À 23 ans, Margot Pasquier débarque à Montréal, trois semaines avant que la pandémie ne bouleverse le monde. Elle arrive avec une conviction déjà bien ancrée: elle ne se voit pas s’inscrire dans des cadres qui ne font pas sens. « Le fait de devoir obéir à quelqu’un n’a jamais fait partie de mon ADN », confie-t-elle. Une posture qui, loin d’être un frein, deviendra le moteur de son parcours entrepreneurial.
Avant le Canada, Margot cherche sa voie. Après ses études, elle s’offre une année de philosophie pour se préparer aux concours de Sciences Po, avec l’ambition de devenir journaliste. Elle passe par une agence de communication en France, une expérience qui la conforte dans son intuition: ce milieu n’est pas pour elle. Plus tard, dans une agence web, les fondateurs perçoivent rapidement son désir d’indépendance. Plutôt que de la retenir, ils choisissent de l’outiller pour qu’elle puisse lancer ses propres projets. Une rencontre déterminante.
L’économie sociale
C’est en découvrant l’économie sociale et solidaire que son projet entrepreneurial prend réellement forme. Margot voit dans le Québec un terrain plus fertile qu’en France pour développer des opportunités. Montréal, notamment, l’impressionne par son dynamisme et son avance en matière d’innovation sociale. Elle y rencontre des personnes prêtes à embarquer avec elle dans l’aventure, partageant la même envie de créer autrement.

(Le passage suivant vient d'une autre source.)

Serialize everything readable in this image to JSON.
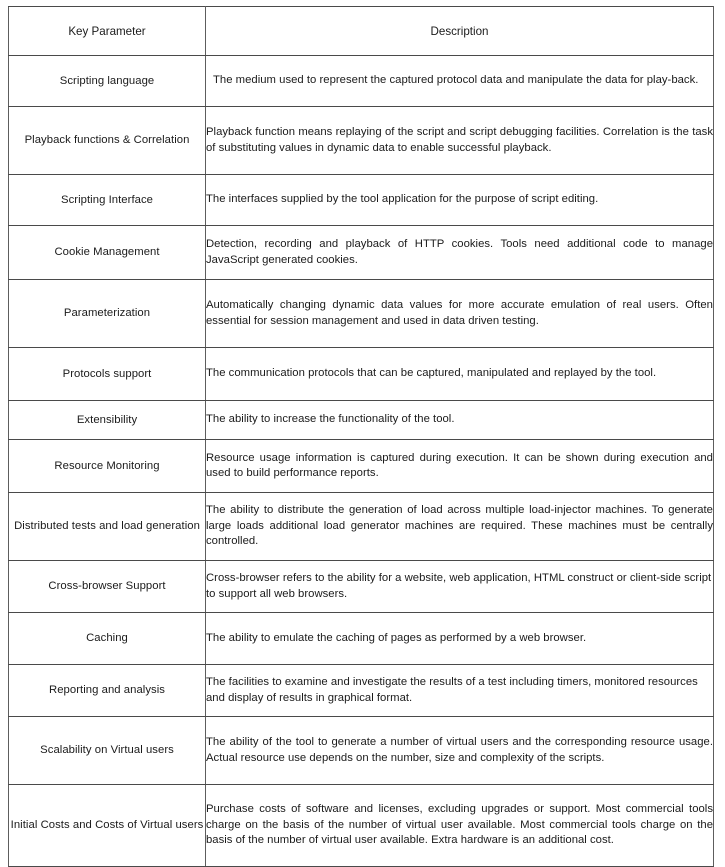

Cette énergie la mène à fonder sa première entreprise, 25e heure, où elle goûte au plaisir de vivre de sa passion. Travaillant sans relâche, elle remet peu à peu en question son rapport au travail et à la performance. « Cette notion de responsabilité me pesait sur les épaules », raconte-t-elle.
En septembre 2024, le corps impose une pause brutale. Margot Pasquier traverse un burn out majeur, à un point où certaines tâches simples deviennent impossibles. « Le burn out, c’est le corps qui dit “stop” », résume-t-elle. Une expérience marquante qui l’amène à nuancer sa vision de l’effort, du succès et de la résilience. L’année 2025 est faite de patience, de rendez-vous médicaux et d’un lent processus de reconstruction. Malgré l’effervescence d’idées, son corps peine à suivre.
La culture du surmenage
Ce passage à vide devient aussi un moment de lucidité. L’entrepreneure questionne profondément la culture du surmenage et l’illusion du succès à tout prix. « Notre santé mentale et physique se construit souvent au détriment du succès », affirme-t-elle. Pour elle, la règle est désormais claire: si l’entrepreneure ne va pas bien, l’entreprise ne peut pas aller bien non plus.
Le secret de sa remontée? Retrouver le plaisir. « La clé pour moi a été de trouver de l’amusement dans le travail », dit-elle. Revenir à ce qui nourrit la curiosité, l’élan et le sens.
Aujourd’hui, Margot Pasquier a lancé COMMUT, aux côtés d’Elora Boyer et Priss Auvray. L’entreprise se consacre à la production de contenu pour sensibiliser à l’économie sociale et à l’entrepreneuriat collectif. Plusieurs projets sont en cours: ADN coop, une série web dont le pilote est déjà sorti; Collectivons, un jeu de cartes qui déconstruit les idées reçues sur l’économie sociale, actuellement en phase de test; et Sur la route, un guide touristique des régions du Québec mettant en lumière uniquement des entreprises d’économie sociale, en partenariat avec le Pôle d’économie sociale de Longueuil.
Passée par l’incubateur HEC Montréal, qu’elle décrit comme une expérience à la fois formatrice et exigeante, Margot poursuit aujourd’hui son engagement, même à distance, puisqu’elle se trouve actuellement en France pour quelques mois.
Son parcours incarne une génération d’entrepreneur(e)s qui refusent de sacrifier leur santé, leur sens et leur liberté sur l’autel de la performance. Une trajectoire faite d’élan, de remises en question et d’une conviction forte: entreprendre, oui, mais pas au prix de soi.